The Backcountry
Characterized by rocky mountains, verdant bottom lands, low-lying swamps, and rapidly flowing rivers, the southern backcountry is a place of striking geographic contrasts. Historically, the backcountry has represented a region of remarkable cultural contrasts despite popular stereotypes about its relative isolation, cultural backwardness, and pervasive hillbilly personality.
Beginning in the second quarter of the eighteenth century, large numbers of land-seeking Pennsylvanians and European immigrants ventured down the Great Wagon Road into the southern backcountry. The earliest settlers came to western Maryland and the northern Valley of Virginia. Soon many new sites had been founded in the southern valley and in upcountry Carolina. The rapid establishment of towns created important market hubs for surrounding rural populations and inaugurated active trade connections with larger coastal cities.
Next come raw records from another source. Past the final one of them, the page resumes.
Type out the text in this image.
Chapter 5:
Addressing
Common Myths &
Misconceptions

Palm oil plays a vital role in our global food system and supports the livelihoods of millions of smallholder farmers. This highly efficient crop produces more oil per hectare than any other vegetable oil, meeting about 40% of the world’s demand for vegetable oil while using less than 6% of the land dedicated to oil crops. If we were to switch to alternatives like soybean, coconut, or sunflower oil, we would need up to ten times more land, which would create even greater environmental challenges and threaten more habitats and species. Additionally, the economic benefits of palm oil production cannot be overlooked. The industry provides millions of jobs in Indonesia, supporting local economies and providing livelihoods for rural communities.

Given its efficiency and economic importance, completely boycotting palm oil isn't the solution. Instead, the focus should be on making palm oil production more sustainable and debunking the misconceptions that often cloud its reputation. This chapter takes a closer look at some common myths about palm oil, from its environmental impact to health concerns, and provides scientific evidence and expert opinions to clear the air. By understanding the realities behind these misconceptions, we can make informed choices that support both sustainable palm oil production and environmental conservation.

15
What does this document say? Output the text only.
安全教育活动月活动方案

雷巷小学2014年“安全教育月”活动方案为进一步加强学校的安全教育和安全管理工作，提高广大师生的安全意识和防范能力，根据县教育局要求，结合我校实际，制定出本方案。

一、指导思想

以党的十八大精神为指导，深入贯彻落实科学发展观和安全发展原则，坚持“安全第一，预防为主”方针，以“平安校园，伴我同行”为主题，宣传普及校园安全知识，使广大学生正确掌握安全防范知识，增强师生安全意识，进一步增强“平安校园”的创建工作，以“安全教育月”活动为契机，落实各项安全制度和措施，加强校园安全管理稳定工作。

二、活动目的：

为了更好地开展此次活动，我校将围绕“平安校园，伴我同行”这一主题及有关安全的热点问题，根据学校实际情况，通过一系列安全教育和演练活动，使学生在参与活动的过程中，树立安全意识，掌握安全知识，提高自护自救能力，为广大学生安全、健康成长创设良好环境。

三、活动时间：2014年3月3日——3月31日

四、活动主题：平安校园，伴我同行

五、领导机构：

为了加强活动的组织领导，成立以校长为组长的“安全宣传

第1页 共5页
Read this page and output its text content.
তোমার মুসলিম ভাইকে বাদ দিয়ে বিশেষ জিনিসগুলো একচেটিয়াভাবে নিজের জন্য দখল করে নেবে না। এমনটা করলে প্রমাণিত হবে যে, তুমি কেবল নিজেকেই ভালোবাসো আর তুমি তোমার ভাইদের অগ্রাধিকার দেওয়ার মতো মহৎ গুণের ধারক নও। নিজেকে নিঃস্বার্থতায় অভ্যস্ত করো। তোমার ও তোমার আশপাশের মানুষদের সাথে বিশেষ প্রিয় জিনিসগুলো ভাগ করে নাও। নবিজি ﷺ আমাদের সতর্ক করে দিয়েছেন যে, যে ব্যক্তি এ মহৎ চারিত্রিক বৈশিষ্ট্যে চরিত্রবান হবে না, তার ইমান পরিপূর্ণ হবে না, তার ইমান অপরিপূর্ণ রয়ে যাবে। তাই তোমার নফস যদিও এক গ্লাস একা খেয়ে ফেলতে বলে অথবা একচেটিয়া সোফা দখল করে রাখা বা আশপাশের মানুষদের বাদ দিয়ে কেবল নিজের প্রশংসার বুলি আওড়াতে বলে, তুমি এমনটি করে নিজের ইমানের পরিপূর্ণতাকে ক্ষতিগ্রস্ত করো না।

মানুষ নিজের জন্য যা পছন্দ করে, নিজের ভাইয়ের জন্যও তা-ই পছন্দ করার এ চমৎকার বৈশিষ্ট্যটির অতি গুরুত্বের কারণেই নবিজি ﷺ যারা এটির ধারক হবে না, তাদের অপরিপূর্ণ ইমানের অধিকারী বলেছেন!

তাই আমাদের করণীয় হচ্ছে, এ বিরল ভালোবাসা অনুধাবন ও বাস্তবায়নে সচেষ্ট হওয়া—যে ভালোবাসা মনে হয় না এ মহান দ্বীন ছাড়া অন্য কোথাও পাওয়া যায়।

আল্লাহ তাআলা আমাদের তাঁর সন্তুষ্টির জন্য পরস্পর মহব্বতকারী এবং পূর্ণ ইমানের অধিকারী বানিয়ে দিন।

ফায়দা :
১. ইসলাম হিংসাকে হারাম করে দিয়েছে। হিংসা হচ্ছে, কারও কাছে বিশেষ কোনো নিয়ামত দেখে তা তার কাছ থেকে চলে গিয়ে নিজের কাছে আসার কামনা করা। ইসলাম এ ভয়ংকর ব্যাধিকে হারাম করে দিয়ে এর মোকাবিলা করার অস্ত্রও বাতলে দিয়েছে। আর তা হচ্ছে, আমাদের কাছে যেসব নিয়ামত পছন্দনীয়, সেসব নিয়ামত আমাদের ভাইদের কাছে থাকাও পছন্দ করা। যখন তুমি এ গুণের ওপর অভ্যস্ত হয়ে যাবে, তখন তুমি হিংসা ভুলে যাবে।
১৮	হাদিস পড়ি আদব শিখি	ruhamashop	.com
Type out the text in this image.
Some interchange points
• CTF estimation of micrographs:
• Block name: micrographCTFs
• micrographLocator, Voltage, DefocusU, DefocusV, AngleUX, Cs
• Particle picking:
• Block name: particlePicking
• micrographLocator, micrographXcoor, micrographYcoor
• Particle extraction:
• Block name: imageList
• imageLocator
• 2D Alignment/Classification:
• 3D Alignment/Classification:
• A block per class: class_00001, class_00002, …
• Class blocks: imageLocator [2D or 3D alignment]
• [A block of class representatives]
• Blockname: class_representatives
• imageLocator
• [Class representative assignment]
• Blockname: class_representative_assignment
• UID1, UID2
The eclectic cultural heritage of the southern backcountry is evidenced by the character of the artifacts made and used there. Large groups of German, Swiss, French, English, Irish, Welsh, and Scottish settlers came together in the region, bringing with them different social, religious, political, and craft traditions. In the backcountry, some early furniture forms bespeak the retention of conservative Old World kinship and social traditions, which in some communities long continued to determine the basic rhythms of daily life. Other forms, however, indicate an acceptance of New World concepts and fashions, and emphasize the considerable commercial development and cultural cooperation in the southern backcountry. Together, these objects are material reminders of a region distinguished by its great cultural vitality and creativity.